その最大のフィーリングというのは、滑らかさではないかと思います。それは自分自身の操船の滑らかさがあり、無駄な動きが無く、しかも、そうなると力もあまり不要となり、ますます滑らかな動きができるようになります。ヨットに対するフィット感も出てきます。それが自然に操作してそうなっていく。これが上手さというものかと思います。

一方、ヨット自身の走りの滑らかさもあります。船型と強固な船体とで創出されていく滑らかなセーリング感、これと自分の滑らかな操船とが重なりますと、実に気持ちが良いものです。ヨットの滑かさは、ヨットの性能に寄りますが、自分の滑らかさは自分次第という事になります。少なくとも、自分自身に滑らかさを持てるだけでも、セールフィーリングは随分違うでしょう。そのうえ、ヨットの滑らかさが加わると、最高ですね。

滑らかセーリングは当然ながら、スピードも速くなっていきます。しかし、繰り返しますが、絶対スピード値がイコール滑らかさとは限らないのでないかと思います。つまり、より速いポテンシャルを持つヨットだけが、その滑らかさを創出できるわけでは無いと思います。もちろん、スピードが無関係ではありませんが、吹けばどんなヨットだってそこそこは走るわけです。でも、滑らかさを感じるヨットとスピードは出てもそうでは無いのもあります。

それは、自分の操作における滑かさと、加えてヨットの船型と強固な船体、これが加わる必要がある。自分の操作に滑らかさが生まれて、それで感じるのもあるし、加えてヨットも滑らかだったらもっと感じます。

スピードを求めつつ、いろんな処に滑らかさを求める。デイセーリングの求める処はこういう感じかなと思います。だから、上手くなった方が面白いし、より良い気分も味わ得る。 ひょっとしたら、微風でも、微風用セールを展開する事で、スピードは上がりますから、絶対スピード値は低くても、そこに滑らかさを感じる事ができるかもしれません。

その為には、最低限、船底はきれいにした方が良いし、できれば固定ペラよりフォールディングの方が良い。セールだって伸びていない方が良いし、シート類だって柔らかい方が良い。それに、操作性だってし易い方が良い。求めればきりはありませんが。

という事で、スピードを求め、滑らかさを意識しながら操作をします。そしてスピード感を楽しみ、セーリング感を楽しむ。これがデイセーリングの王道かな? もちろん、セーリングに意識を置いていないと、この滑かさを感じ取る事はできないと思います。でも、そこに慣れていきますと、自然にしていてもちゃんと意識はそこにある。
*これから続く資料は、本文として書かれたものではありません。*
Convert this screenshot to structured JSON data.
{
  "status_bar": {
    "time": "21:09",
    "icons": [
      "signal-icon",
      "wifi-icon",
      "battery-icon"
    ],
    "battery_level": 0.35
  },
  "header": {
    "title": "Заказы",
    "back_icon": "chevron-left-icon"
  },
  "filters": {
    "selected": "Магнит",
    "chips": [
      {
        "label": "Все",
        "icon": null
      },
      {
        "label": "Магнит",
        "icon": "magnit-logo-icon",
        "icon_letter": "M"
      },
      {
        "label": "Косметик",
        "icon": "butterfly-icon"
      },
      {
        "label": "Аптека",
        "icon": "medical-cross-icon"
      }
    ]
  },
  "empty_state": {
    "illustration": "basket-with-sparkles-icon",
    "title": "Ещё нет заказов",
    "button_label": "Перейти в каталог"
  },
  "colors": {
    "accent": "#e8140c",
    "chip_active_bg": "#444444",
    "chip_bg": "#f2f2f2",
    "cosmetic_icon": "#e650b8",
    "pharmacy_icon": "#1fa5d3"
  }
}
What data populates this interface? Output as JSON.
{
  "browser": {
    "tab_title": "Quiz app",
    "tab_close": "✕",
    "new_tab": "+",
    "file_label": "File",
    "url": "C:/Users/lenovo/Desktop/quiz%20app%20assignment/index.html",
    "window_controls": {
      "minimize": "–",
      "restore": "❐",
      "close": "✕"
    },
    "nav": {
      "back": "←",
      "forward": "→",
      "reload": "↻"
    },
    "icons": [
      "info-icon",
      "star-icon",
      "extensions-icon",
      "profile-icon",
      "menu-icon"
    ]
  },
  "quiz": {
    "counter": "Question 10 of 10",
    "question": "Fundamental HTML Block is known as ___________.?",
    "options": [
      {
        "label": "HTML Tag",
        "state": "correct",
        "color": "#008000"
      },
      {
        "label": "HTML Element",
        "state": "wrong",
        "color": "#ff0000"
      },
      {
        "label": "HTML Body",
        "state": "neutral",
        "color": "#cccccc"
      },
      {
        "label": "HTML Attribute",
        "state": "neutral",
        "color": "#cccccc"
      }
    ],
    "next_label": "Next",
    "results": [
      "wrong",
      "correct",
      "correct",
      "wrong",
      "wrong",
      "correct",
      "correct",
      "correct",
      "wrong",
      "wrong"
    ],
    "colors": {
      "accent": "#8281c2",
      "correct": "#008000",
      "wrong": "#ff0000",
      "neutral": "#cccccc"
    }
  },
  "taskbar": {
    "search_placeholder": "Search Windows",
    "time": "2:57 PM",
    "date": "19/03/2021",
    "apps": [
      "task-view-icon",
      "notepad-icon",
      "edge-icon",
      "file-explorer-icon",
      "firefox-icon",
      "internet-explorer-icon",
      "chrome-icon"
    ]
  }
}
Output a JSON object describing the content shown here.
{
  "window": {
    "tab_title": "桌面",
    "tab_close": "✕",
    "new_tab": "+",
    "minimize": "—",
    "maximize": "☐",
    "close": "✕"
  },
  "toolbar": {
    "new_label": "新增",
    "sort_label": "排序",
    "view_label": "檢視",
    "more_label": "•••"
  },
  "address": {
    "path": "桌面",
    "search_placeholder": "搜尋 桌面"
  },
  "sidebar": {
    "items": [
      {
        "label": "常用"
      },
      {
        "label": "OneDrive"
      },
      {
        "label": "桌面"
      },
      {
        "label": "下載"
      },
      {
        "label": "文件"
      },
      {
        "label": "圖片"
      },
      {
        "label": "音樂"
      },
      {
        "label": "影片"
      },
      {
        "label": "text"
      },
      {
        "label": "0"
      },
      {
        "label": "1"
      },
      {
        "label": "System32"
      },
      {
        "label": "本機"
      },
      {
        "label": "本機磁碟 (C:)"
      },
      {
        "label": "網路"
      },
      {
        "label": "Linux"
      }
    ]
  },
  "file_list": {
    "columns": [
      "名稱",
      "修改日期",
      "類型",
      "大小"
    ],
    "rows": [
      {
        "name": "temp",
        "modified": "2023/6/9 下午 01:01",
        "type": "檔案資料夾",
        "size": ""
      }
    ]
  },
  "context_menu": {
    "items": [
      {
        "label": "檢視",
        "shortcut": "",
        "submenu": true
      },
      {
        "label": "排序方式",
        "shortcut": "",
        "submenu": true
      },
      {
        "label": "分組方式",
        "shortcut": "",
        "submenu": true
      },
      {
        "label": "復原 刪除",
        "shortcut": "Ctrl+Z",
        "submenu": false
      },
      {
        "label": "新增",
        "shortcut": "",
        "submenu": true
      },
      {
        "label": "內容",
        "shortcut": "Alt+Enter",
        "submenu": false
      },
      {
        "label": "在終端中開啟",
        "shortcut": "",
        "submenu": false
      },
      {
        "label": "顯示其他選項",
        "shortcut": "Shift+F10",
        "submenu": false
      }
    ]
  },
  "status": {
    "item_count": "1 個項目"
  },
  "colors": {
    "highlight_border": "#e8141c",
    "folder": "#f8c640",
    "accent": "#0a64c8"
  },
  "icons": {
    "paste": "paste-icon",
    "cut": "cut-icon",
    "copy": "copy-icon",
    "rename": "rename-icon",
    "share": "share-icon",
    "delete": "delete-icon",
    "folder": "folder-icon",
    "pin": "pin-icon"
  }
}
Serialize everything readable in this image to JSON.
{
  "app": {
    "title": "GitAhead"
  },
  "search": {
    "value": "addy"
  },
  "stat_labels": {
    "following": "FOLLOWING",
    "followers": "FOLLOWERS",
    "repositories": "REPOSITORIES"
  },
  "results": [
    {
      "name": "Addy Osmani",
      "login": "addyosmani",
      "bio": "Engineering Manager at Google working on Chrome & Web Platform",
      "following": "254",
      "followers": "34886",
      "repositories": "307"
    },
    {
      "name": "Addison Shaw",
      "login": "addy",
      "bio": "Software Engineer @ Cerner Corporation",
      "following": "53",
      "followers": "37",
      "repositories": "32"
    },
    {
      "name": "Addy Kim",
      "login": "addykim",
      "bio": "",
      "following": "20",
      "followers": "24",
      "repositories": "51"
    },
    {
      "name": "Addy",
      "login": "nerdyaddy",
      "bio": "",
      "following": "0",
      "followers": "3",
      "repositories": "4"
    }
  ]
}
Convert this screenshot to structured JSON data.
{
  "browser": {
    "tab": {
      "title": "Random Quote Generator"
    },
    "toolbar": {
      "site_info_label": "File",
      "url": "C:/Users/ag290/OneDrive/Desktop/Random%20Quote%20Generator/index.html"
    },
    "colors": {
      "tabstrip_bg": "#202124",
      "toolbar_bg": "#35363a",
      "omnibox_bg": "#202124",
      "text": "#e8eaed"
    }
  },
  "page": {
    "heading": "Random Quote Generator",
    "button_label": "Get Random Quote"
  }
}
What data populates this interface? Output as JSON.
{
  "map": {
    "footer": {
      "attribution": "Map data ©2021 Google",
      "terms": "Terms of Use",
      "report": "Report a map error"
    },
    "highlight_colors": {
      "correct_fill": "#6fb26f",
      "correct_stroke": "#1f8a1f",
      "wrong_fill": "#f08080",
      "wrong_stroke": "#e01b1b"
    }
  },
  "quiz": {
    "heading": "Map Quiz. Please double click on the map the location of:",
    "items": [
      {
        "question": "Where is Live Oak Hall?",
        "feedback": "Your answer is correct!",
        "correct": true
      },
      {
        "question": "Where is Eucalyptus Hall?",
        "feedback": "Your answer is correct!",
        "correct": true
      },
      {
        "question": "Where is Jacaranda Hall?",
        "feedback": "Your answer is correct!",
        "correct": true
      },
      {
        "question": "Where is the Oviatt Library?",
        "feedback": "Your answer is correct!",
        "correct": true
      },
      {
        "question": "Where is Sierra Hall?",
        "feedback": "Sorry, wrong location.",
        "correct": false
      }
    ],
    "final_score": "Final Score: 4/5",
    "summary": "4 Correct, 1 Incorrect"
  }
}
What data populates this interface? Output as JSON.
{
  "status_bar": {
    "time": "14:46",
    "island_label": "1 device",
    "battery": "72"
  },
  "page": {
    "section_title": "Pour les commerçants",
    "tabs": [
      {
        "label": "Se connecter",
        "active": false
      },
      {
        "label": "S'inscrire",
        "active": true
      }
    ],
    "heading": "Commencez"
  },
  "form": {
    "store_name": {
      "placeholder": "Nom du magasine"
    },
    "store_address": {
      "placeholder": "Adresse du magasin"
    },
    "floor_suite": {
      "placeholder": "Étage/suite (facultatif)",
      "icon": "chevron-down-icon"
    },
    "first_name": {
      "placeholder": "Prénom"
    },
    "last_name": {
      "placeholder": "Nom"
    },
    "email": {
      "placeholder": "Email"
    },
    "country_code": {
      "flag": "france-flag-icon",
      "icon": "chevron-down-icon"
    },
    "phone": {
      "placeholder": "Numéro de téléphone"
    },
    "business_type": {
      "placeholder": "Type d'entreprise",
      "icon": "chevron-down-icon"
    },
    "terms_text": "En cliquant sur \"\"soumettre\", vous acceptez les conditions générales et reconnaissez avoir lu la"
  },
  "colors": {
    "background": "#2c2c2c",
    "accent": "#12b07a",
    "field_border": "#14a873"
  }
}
実際、この滑らか感を感じますと、実に面白い。速さだけがセーリングでは無いという事に気づきます。船体は強固な方が絶対良いですね。スピードが出ればそれだけプレッシャーも大きくなりますから、その大きなプレッシャーに負けない強固さを持つヨットが良い。但し、これはセーリングを楽しむという意識が無いと関係無い事かもしれません。